Untuk mengurangi selimut duka yang melingkupiku, kadang aku berbagi cerita dengan bercerita keluarga dan kawan-kawan di Jakarta sana. Setidaknya aku merasakan kehangatan dialog dan perhatian mereka. Mereka selalu memberikan dorongan semangat yang menguatkanku.
Aku begitu terkesan deangan kata-kata suamiku yang mengatakan,”Jangan larut dalam pemikiran bahwa kamu adalah manusia paling malang sedunia, Sally!” ”Ada banyak cobaan yang diterima oleh banyak orang yang kadarnya jauh lebih berat dari apa yang kita alami.” ”Lihat saja para korban lumpur Lapindo, korban bencana tsunami Aceh dan korban gempa Padang.” “Dengan melihat semua kejadian memilukan itu, kita takkan larut dalam kesedihan atas kemalangan yang kita alami.” ”Bahkan khusus untukmu, semestinya kian tumbuh empatimu kepada orang-orang yang berkekurangan dan ditimpa kemalangan karena kamu telah mengalami beberapa kepahitan.” ”Bicara memang mudah, dan mengalaminya tak mudah.” ”Namun hanya kita yang bisa merubah kesedihan dan keterbatasan menjadi kebahagiaan dan kelapangan dengan kemauan kuat kita.”

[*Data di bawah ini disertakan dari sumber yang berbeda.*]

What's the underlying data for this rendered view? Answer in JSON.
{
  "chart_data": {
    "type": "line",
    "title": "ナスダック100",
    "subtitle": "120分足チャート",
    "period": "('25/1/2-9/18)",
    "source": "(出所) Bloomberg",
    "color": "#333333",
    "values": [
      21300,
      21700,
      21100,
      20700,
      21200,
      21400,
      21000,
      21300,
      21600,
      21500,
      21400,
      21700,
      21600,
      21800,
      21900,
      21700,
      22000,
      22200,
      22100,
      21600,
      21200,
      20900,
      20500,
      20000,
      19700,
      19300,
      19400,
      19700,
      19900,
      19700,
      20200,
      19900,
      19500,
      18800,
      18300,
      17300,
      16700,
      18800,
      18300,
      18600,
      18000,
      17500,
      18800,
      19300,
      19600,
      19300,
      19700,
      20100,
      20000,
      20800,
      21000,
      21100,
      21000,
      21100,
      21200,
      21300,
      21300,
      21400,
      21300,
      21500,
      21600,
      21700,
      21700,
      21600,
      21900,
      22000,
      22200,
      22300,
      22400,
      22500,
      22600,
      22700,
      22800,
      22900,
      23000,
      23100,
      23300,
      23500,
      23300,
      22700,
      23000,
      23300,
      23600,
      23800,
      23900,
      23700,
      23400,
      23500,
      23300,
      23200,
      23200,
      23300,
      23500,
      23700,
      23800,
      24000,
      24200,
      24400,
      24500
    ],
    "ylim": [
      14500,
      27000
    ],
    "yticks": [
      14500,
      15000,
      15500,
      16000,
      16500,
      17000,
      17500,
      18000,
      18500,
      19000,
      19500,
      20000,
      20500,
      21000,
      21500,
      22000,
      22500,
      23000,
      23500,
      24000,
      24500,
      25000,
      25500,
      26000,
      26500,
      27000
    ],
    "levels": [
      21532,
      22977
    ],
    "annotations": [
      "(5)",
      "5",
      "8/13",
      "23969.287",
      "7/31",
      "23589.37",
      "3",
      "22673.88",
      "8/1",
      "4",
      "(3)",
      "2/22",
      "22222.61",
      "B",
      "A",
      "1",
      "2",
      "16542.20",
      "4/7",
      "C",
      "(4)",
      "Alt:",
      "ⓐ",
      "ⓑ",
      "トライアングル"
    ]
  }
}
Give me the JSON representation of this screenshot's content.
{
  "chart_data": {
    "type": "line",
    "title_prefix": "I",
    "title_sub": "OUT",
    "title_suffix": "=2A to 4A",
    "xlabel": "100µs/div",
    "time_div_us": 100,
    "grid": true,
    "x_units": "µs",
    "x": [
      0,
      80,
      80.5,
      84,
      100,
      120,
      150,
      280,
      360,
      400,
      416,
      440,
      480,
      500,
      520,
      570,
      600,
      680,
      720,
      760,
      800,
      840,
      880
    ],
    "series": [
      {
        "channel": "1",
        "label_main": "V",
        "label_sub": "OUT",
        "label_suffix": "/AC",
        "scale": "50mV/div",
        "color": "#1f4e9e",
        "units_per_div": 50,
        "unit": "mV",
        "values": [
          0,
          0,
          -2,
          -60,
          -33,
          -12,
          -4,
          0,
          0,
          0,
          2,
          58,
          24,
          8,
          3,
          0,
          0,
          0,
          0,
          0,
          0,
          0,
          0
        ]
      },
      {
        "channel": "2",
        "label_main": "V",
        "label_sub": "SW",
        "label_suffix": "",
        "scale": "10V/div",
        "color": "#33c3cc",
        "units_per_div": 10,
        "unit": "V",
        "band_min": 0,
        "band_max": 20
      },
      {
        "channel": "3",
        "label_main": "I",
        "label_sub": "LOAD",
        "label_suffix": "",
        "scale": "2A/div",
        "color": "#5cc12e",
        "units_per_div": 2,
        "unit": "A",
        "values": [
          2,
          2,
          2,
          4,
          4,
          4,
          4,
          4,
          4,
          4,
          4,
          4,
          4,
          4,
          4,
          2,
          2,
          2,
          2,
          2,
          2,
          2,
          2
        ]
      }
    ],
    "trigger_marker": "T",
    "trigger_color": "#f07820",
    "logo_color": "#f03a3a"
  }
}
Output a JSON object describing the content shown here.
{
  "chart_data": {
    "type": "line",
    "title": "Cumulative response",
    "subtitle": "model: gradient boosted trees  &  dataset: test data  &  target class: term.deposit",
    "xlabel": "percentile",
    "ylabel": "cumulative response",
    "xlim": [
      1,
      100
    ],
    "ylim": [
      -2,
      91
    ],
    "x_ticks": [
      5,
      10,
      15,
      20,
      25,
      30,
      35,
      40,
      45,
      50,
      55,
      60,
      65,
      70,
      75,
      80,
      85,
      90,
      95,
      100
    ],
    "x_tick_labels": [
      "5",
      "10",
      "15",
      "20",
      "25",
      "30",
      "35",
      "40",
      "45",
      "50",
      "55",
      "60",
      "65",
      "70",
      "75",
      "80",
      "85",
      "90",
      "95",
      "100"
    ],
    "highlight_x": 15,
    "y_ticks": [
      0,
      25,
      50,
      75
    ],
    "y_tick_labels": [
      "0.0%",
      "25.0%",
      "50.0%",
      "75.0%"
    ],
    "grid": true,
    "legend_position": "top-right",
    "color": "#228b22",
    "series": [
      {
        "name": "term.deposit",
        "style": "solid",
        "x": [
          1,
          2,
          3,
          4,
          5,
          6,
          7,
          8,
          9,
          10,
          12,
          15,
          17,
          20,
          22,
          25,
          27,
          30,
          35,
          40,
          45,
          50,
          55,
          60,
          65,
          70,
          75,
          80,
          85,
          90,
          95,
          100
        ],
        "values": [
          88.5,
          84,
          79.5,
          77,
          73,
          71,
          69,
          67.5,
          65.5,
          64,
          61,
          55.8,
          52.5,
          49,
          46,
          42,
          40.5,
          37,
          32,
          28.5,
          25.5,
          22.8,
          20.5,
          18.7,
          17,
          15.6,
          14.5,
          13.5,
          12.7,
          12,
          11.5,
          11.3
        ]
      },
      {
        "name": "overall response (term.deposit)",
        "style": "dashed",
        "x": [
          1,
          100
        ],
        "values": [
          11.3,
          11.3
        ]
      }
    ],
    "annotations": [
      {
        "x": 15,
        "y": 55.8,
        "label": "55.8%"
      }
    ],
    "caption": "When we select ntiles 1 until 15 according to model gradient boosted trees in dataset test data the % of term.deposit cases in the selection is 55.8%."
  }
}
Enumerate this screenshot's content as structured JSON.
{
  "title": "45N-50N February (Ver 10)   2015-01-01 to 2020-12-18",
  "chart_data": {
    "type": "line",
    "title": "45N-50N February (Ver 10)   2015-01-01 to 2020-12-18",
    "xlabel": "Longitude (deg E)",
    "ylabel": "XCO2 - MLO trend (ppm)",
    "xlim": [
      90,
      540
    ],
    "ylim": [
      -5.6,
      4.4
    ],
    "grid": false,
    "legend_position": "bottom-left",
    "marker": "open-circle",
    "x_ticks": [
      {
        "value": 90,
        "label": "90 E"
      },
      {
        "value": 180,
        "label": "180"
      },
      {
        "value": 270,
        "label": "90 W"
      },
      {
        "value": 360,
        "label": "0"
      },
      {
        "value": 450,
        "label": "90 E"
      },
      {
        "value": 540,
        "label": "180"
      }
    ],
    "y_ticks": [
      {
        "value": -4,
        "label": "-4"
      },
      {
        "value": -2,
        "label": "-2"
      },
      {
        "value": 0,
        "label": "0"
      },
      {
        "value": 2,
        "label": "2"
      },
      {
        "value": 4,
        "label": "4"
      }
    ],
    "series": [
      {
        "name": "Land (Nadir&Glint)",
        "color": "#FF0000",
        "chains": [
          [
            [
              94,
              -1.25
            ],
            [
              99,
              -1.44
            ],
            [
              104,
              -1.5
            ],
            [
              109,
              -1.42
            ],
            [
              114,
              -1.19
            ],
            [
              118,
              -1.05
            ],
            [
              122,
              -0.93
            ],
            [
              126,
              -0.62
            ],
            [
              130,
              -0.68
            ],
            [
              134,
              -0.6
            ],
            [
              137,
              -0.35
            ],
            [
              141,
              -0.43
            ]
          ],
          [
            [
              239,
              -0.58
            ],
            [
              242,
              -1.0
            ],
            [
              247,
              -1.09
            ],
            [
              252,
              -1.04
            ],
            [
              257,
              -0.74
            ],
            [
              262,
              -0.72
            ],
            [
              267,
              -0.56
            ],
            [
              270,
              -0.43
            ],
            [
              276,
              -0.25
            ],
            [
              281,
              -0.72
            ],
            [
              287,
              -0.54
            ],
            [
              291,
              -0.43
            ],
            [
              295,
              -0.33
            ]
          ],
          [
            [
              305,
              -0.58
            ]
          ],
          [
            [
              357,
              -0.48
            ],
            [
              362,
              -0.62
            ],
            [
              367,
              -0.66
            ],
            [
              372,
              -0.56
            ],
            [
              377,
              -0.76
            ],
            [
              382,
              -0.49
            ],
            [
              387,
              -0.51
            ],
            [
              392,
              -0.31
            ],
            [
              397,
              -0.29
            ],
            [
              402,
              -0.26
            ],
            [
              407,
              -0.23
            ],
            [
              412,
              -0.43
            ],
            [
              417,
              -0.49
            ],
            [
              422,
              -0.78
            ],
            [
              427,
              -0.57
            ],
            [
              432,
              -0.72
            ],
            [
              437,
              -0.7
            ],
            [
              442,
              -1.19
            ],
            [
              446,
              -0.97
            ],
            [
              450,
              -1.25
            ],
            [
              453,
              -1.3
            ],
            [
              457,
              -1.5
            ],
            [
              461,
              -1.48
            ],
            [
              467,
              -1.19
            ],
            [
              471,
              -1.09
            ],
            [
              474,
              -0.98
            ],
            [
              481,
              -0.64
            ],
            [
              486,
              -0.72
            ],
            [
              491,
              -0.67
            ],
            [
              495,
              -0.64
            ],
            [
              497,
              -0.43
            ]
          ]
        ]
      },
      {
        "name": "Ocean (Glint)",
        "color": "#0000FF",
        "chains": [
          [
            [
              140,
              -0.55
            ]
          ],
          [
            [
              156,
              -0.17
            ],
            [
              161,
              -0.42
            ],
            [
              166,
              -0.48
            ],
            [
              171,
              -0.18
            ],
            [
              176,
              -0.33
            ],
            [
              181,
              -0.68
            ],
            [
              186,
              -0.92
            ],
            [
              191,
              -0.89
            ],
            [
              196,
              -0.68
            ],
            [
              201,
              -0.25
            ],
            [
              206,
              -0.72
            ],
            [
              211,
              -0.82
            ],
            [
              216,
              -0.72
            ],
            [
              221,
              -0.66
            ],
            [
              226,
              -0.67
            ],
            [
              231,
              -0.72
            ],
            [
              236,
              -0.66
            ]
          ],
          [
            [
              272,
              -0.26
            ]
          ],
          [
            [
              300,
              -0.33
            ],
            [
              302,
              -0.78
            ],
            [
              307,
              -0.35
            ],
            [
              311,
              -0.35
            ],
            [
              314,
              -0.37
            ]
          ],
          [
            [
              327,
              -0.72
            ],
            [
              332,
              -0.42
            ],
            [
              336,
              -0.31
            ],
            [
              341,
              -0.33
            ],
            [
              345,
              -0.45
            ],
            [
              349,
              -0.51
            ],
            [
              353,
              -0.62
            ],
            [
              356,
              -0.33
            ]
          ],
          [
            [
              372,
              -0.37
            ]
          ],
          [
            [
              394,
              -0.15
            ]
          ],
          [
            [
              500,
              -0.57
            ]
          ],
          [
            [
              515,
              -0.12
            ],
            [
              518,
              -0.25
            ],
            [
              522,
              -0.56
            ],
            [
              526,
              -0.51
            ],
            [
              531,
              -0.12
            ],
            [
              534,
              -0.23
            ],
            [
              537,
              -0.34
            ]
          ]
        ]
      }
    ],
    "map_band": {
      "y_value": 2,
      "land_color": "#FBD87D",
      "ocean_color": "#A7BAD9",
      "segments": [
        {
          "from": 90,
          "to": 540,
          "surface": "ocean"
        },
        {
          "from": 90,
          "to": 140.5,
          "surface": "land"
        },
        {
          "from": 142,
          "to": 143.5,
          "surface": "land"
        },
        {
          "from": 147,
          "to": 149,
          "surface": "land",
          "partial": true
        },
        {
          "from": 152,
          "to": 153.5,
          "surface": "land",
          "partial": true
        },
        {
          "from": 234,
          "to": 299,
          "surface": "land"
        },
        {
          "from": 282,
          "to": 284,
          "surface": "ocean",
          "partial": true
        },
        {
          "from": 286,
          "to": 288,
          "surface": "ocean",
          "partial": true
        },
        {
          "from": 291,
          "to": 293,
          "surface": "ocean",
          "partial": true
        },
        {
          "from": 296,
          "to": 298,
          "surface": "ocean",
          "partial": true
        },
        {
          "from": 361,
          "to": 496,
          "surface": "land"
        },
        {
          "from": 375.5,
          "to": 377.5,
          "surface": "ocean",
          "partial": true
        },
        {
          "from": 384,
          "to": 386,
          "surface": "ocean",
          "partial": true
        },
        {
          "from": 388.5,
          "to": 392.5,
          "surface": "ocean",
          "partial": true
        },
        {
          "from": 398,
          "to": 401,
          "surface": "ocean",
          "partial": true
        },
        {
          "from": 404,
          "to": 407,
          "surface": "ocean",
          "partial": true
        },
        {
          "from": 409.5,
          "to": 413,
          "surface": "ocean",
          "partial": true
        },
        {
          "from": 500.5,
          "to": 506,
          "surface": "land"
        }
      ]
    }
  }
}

Seminggu setelah operasi kuret yang kualami, Amar putraku menderita sakit Tifus. Tak mau mengambil resiko, kamipun menemaninya rawat inap di salah satu klinik anak kota Metro. Selama lima hari aku menemaninya. Dan selama lima hari itu pula aku diliputi kekhawatiran atas keselamatannya. Untungnya suamiku menemani, meskipun harus ijin tak masuk kerja. Syukurnya, Amar dapat pulih kesehatannya.
Aku tak habis pikir, kenapa beberapa kesedihan ini berlangsung beriringan. Aku dan suamiku Cuma bisa berharap semoga dibalik semua kegalauan ini akan datang kebahagiaan tak terkira.